John Hooper’s Guardian obituary of the late-blooming writer Andrea Camilleri discusses the very interesting linguistic elements of his popular novels featuring the Sicilian detective Salvo Montalbano (or, per Sicilian Wikipedia, Salvu Muntalbanu):
In one sense, the Montalbano novels were not at all innovative: Camilleri named his hero after the Spanish author Manuel Vázquez Montalbán, and admitted he had given him some of the traits of Montalbán’s gourmet investigator, Pepe Carvalho. Moreover, Camilleri churned out the exploits of his most popular character in a way that was decidedly more industrial than creative. “All the Montalbano novels are made up of 180 pages, tallied on my computer [and] divided into 18 chapters of 10 pages each,” he once told an interviewer.
But in an important respect, the Montalbano stories were utterly original. What is not apparent to readers of the stories in translation or to the many non-Italian fans of the television series that sprang from them is that they are written in a language of the author’s creation: a blend of standard Italian with Sicilian dialect.

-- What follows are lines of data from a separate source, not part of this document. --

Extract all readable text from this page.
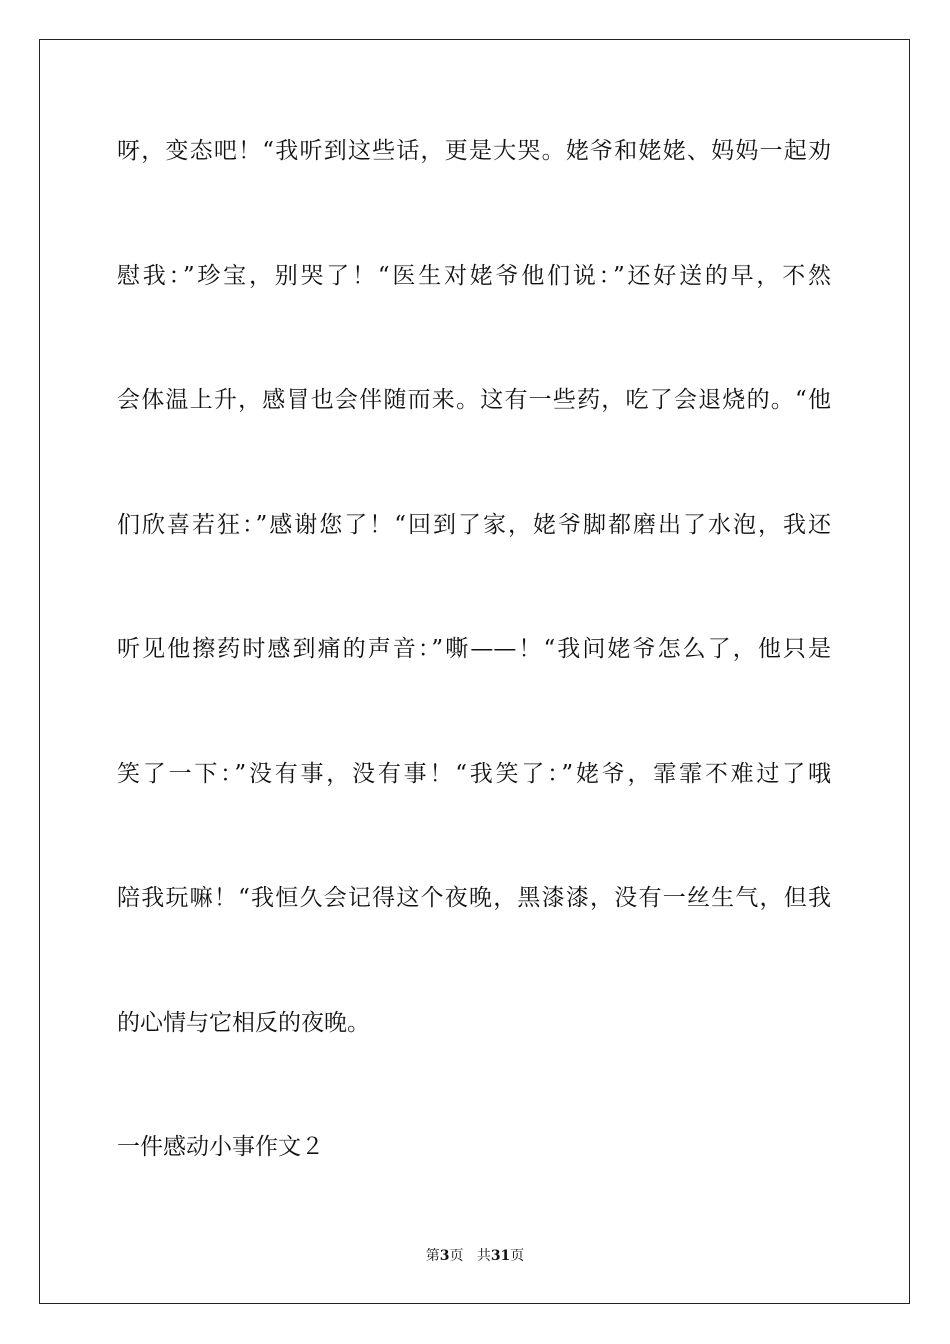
呀，变态吧！“我听到这些话，更是大哭。姥爷和姥姥、妈妈一起劝
慰我：”珍宝，别哭了！“医生对姥爷他们说：”还好送的早，不然
会体温上升，感冒也会伴随而来。这有一些药，吃了会退烧的。“他
们欣喜若狂：”感谢您了！“回到了家，姥爷脚都磨出了水泡，我还
听见他擦药时感到痛的声音：”嘶——！“我问姥爷怎么了，他只是
笑了一下：”没有事，没有事！“我笑了：”姥爷，霏霏不难过了哦
陪我玩嘛！“我恒久会记得这个夜晚，黑漆漆，没有一丝生气，但我
的心情与它相反的夜晚。
一件感动小事作文２
第3页 共31页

In La Lingua Batte Dove il Dente Duole (2013, literally Where the Tongue Touches the Toothache), a book-length interview with the linguist Tullio De Mauro, Camilleri explained that the idea arose from the circumstances of his father’s death in the late 1970s and inspired him to try out the technique, unsuccessfully, long before the first Montalbano book appeared.
“One day, to distract him, I said: ‘You know, Dad. I’ve thought of a story,’ and I told him the plot of my first novel … My father goes: ‘Why don’t you write it?’” Camilleri replied that he found it difficult to write in Italian, to which his father replied: “And why do you have to write it in Italian?”
To publishers, Camilleri’s linguistic mish-mash, which even non-Sicilian Italians have difficulty in understanding at first, must have seemed like a refined form of literary suicide. The author was no stranger to rejection slips. But over the course of his much-delayed career Camilleri sold more than 10m books. They were translated into more than 30 languages and adapted for a hugely successful television series that has been sold to more than 20 countries. It was Montalbano’s success on screen that turned Porto Empedocle, the model for his beat, Vigata, into a holiday destination for his many fans. So proud was the town of its most famous son’s literary creation that from 2003 to 2009 it called itself Porto Empedocle Vigata.
I have to correct Hooper’s translation of La Lingua Batte Dove il Dente Duole; it’s The Tongue Hits Where the Tooth Hurts, not “Where the Tongue Touches the Toothache.” Thanks, Trevor!